At times hilarious, Bigger, Faster, Stronger is also sobering as it deftly places steroid use smack in the middle of the never-ending battle for truth, justice and the American way.
Bigger, Faster, Stronger
Faster than a speeding bullet, able to leap tall buildings in a single bound - is it Superman or just Americans on steroids? In Bigger, Faster, Stronger, the amateur body builder and documentary filmmaker Chris Bell explores the phenomenon of steroid use in America, first through the experience of his two brothers and then through the attention heaped on the use of performance-enhancing drugs in the Olympics and professional sports.
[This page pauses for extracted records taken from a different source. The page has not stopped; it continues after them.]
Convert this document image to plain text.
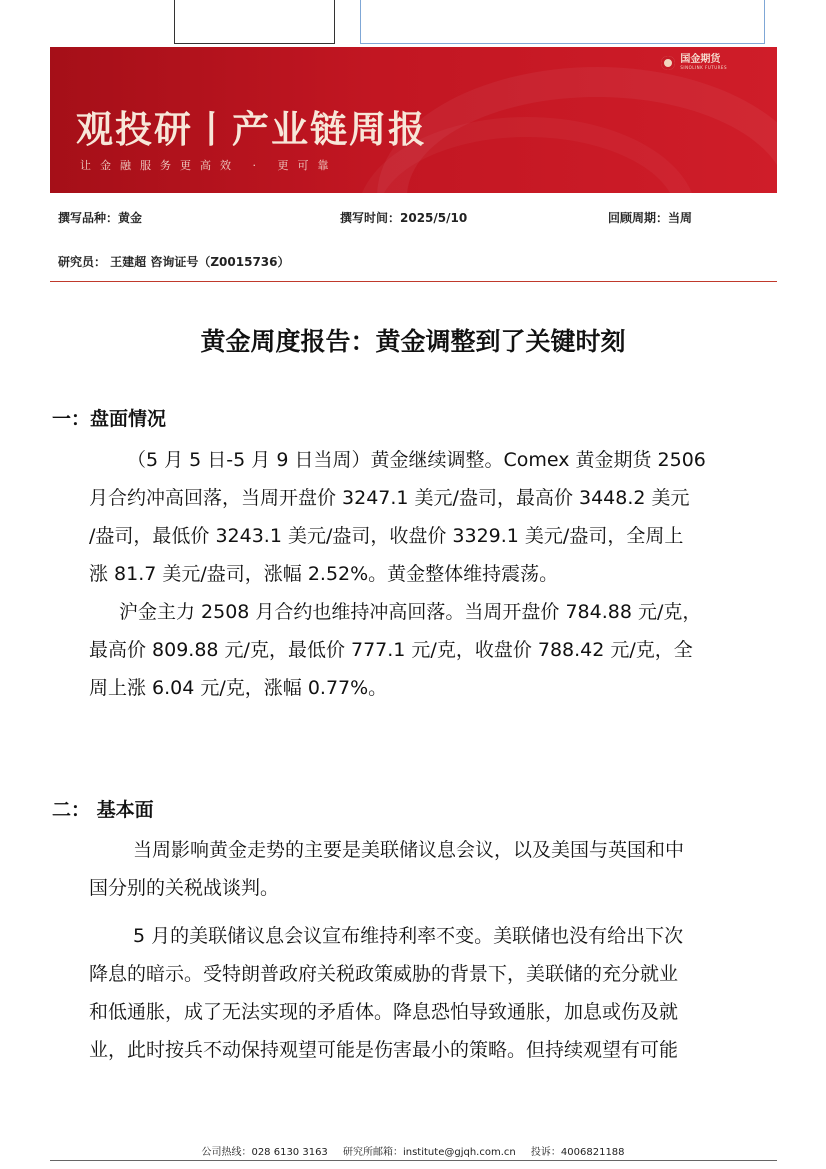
国金期货
SINOLINK FUTURES
观投研丨产业链周报
让金融服务更高效 · 更可靠
撰写品种：黄金	撰写时间：2025/5/10	回顾周期：当周
研究员： 王建超 咨询证号（Z0015736）
黄金周度报告：黄金调整到了关键时刻
一：盘面情况
（5 月 5 日-5 月 9 日当周）黄金继续调整。Comex 黄金期货 2506
月合约冲高回落，当周开盘价 3247.1 美元/盎司，最高价 3448.2 美元
/盎司，最低价 3243.1 美元/盎司，收盘价 3329.1 美元/盎司，全周上
涨 81.7 美元/盎司，涨幅 2.52%。黄金整体维持震荡。
沪金主力 2508 月合约也维持冲高回落。当周开盘价 784.88 元/克，
最高价 809.88 元/克，最低价 777.1 元/克，收盘价 788.42 元/克，全
周上涨 6.04 元/克，涨幅 0.77%。
二： 基本面
当周影响黄金走势的主要是美联储议息会议，以及美国与英国和中
国分别的关税战谈判。
5 月的美联储议息会议宣布维持利率不变。美联储也没有给出下次
降息的暗示。受特朗普政府关税政策威胁的背景下，美联储的充分就业
和低通胀，成了无法实现的矛盾体。降息恐怕导致通胀，加息或伤及就
业，此时按兵不动保持观望可能是伤害最小的策略。但持续观望有可能
公司热线：028 6130 3163 研究所邮箱：institute@gjqh.com.cn 投诉：4006821188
More disturbing than the drug use, however, are the motivations behind it. Bell convincingly indicts American society and its insistence that every single person should be the biggest, the fastest, the strongest, the best. "America can't stand losers," bellows a helmeted George C Scott as the eponymous focus of the movie Patton, standing before a gigantic American flag. Bell's brother falls prey to this kind of cultural belittlement, refusing to relinquish an unrealisable dream to gain fame as a professional wrestler even though he recognises he is putting his wife and child at risk. There are other broken lives visited along the way, wrecked not by steroids but by the evaporated dreams that the drugs promised to fulfil. At times hilarious, Bigger, Faster, Stronger is also sobering as it deftly places steroid use smack in the middle of the never-ending battle for truth, justice and the American way.